Agora você pode perguntar: quem faz os melhores mergulhos no futebol mundial?
Bem, as coisas ficaram mais difíceis para os reis do mergulho por causa do árbitro de vídeo. Mas antes disso, é claro, eu já sabia o que fazer. Neymar era praticamente lendário, e certamente não sem razão. Quanto mais seu rosto se contorcia de dor, mais calmamente eu assistia ao jogo se desenrolar. Um jogador com muita dor cai imediatamente no chão e não rola pelo campo para sempre.
Um árbitro toma cerca de 220 decisões por partida. Eu extrapolei isso: você tomou cerca de 100.000 decisões em partidas importantes. Muitas corretas, mas também algumas incorretas. O gol fantasma que você marcou para Stefan Kießling ficou famoso. Como você lidou com esse erro?

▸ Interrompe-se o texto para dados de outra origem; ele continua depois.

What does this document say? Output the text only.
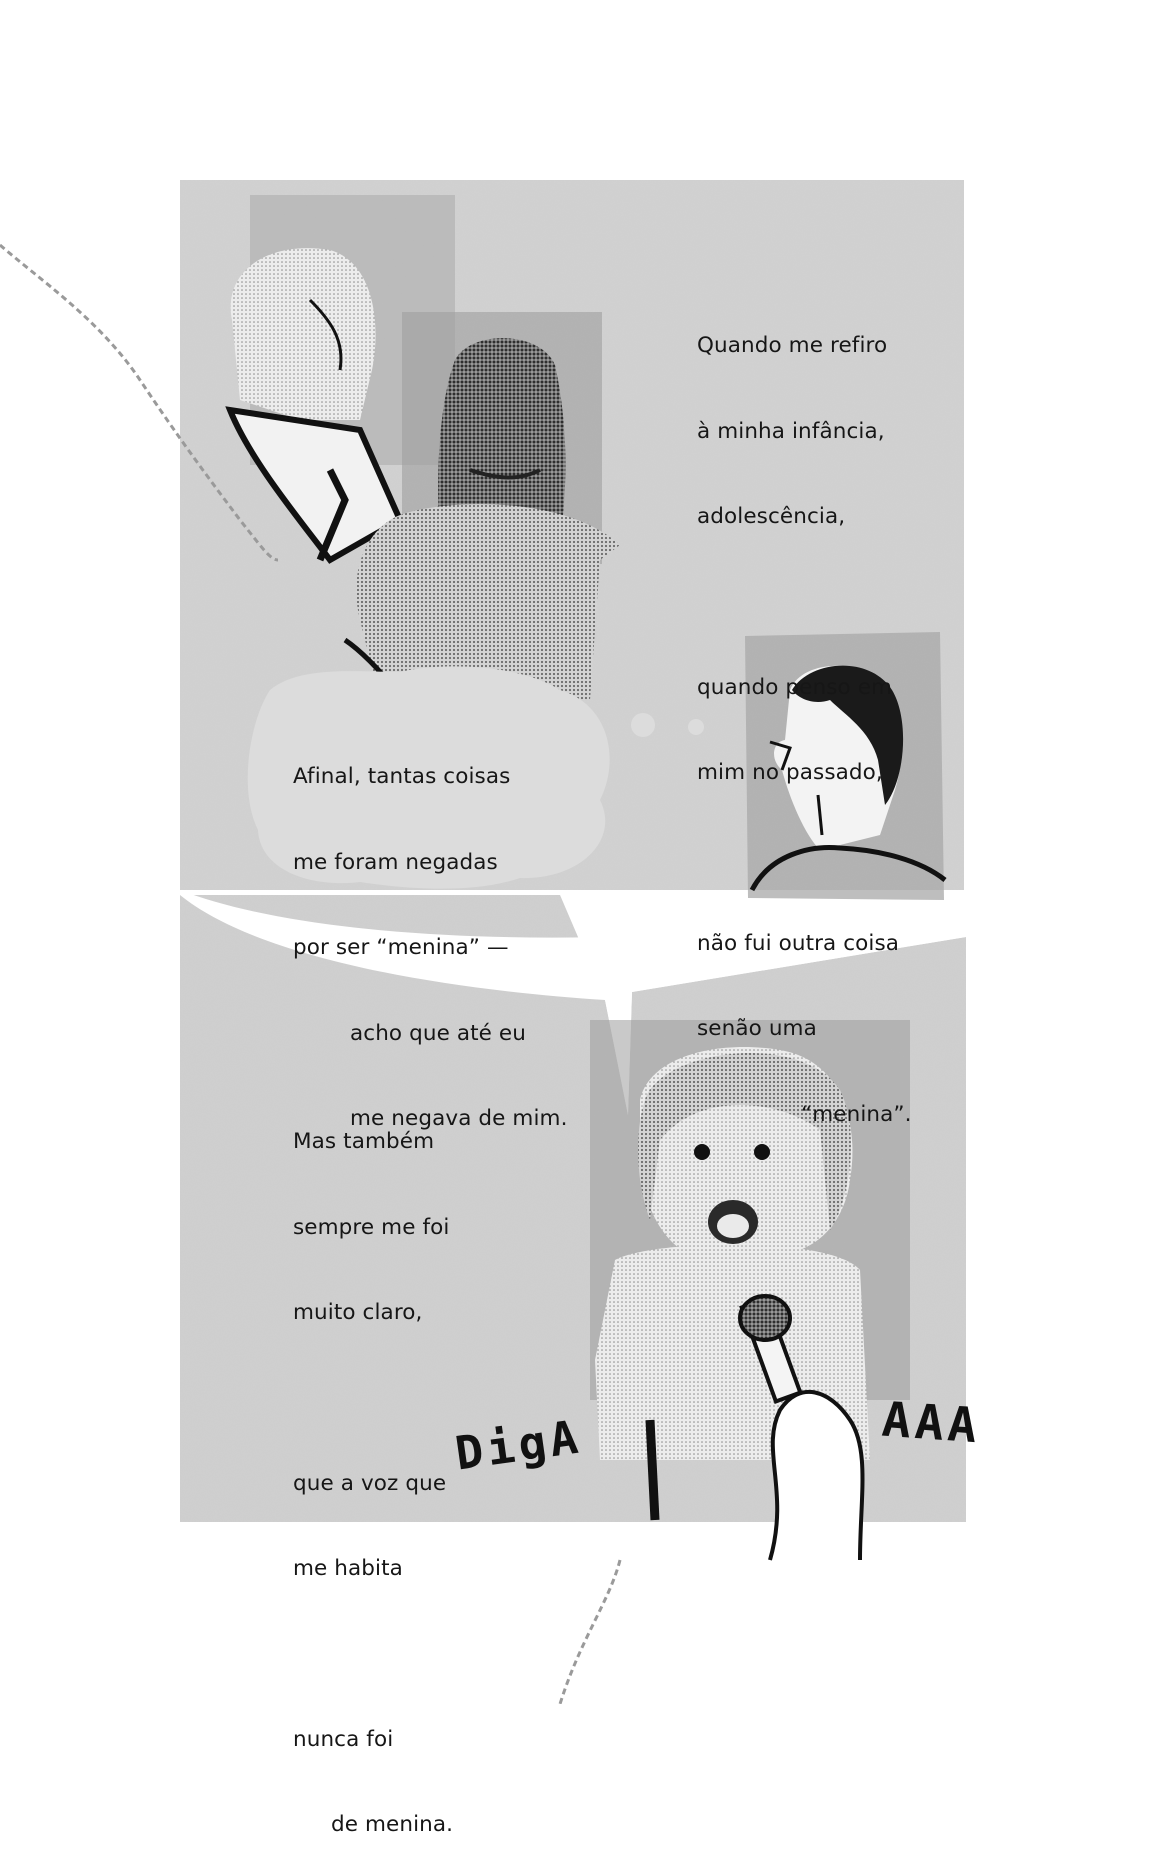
Quando me refiro

à minha infância,

adolescência,

quando penso em

mim no passado,

não fui outra coisa

senão uma

“menina”.

Afinal, tantas coisas

me foram negadas

por ser “menina” —

acho que até eu

me negava de mim.

Mas também

sempre me foi

muito claro,

que a voz que

me habita

nunca foi

de menina.

DigA	AAA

Foi uma loucura. Vi a bola voar de fora da área para o gol do Hoffenheim. Mas não consegui processar isso naquele momento. Se tivesse pensado nisso, teria percebido que tinha que haver um buraco na rede. Mas não pensei, porque não tive a sensibilidade necessária para mim e meu corpo naquele dia. O motivo ficou claro para mim depois: três dias antes, eu havia arbitrado brilhantemente em uma partida altamente explosiva entre Croácia e Sérvia, e estava confiante demais. Três dias depois do gol fantasma, tive que ir a um jogo da Liga dos Campeões em Milão. Eu realmente tive que reunir toda a coragem que me restava para ir lá. Minha cabeça estava me dizendo: Sou um bom árbitro há dez anos. Por que um momento deveria estragar tudo? Mas para sua psique ver dessa forma, você tem que confrontar isso completamente. Contratei um coach mental naquela época, com quem trabalhei até o fim da minha carreira.
A única coisa que piorou para você depois do gol fantasma foi a Copa do Mundo de 2018. A Alemanha foi eliminada precocemente, deixando você com um caminho livre para a final. Depois, um erro na fase de grupos. Você anulou um pênalti para os sérvios e foi recebido com extrema hostilidade. Isso significava que a Copa do Mundo havia acabado para você.
Era o mesmo problema de novo: eu estava em alta, assobiando em alto nível. É justamente nas fases boas que você comete os maiores erros, porque a cautela e a precisão desaparecem. Voltei daquela Copa do Mundo como um cachorro açoitado. Não foi divertido. Também precisávamos de proteção policial. Sem o apoio da minha esposa, eu poderia até ter desistido naquela época. Levei um ano para superar aquela Copa do Mundo – e muitos outros anos bons se seguiram. Eu tinha conseguido encontrar o caminho de volta para o túnel de concentração que um atleta precisa. Mas agora estou incrivelmente feliz por ter chegado ao fim desse túnel. Gosto desta vista. É brilhante e alegre lá. Tudo está um pouco mais tranquilo do que antes.